Alberto se bebió el fresco pinot que le quedaba en la copa y encendió un goluá como para hacer tiempo. Claro que la idea le encantaba, no quería confesarse así, a las apuradas, pero hacía años que no sabía lo que eran vacaciones, no porque el Vilches se las negara sino que simplemente porque el rumbo que había tomado su vida era así, sin tiempos para él, para el descanso, la pereza, el ocio, o los excesos del jolgorio. El show había pasado a ser su rutina laboral tanto como su vida entera, un refugio en donde enmascarar la soledad enorme que le iba ganando el alma. Las visiones del ángel eran el plus casi metafísico por el que trascendía a una sucesión de días y noches invariablemente iguales. Exhaló el aire azul y gris y asintió con la cabeza.

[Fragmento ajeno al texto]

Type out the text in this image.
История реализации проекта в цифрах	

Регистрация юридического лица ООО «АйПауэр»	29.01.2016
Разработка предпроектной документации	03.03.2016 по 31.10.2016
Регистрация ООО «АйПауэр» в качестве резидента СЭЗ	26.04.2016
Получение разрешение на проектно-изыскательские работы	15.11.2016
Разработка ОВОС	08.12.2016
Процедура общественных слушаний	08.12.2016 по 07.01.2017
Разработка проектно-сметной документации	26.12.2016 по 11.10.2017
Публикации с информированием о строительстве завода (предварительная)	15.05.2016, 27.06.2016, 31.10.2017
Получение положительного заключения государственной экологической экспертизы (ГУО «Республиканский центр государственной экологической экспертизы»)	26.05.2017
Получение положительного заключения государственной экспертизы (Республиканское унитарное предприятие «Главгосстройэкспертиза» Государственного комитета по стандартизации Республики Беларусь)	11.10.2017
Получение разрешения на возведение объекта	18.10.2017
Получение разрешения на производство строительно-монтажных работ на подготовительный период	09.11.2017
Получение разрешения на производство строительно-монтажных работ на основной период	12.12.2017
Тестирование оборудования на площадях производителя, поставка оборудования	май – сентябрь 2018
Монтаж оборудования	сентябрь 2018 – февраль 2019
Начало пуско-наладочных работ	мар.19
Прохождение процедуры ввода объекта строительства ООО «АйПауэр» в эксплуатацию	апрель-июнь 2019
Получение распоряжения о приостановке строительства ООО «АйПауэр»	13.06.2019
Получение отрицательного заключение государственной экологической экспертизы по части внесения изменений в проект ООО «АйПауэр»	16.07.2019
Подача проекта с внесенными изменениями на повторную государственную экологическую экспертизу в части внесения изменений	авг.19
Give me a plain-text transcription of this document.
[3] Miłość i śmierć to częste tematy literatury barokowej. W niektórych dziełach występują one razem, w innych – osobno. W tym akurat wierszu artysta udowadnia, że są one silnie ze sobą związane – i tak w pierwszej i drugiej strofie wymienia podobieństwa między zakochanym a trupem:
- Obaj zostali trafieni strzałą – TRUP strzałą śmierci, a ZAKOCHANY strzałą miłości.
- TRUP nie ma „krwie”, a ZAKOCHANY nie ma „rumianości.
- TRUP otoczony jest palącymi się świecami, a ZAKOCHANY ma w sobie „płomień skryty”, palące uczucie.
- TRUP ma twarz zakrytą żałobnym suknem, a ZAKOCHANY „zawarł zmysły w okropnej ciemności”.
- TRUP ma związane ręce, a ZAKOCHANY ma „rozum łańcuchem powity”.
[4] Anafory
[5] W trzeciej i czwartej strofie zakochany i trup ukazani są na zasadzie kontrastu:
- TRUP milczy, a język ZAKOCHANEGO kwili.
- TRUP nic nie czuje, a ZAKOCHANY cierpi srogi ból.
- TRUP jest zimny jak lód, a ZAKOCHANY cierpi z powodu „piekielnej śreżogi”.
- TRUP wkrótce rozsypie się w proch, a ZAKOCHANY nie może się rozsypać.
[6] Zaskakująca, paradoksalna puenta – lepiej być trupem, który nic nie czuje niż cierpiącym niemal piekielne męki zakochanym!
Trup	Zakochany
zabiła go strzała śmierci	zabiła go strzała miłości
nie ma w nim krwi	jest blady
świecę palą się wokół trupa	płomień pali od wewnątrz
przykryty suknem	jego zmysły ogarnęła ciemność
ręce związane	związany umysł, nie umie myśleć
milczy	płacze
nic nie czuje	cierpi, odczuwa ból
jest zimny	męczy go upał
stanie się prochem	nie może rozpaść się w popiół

- Claro, claro que vamos a conocer ese río. Pero primero vas a conocer mi humilde morada, acá nomás, al fin de un maravilloso y corto viaje en el ascensor San Agustín, que nos está esperando ahora, lleno de banderas rojas -. Declamó el argentino, con un furioso y delirante arranque de sentido común, comunismo y lujuria. Y pidió la cuenta.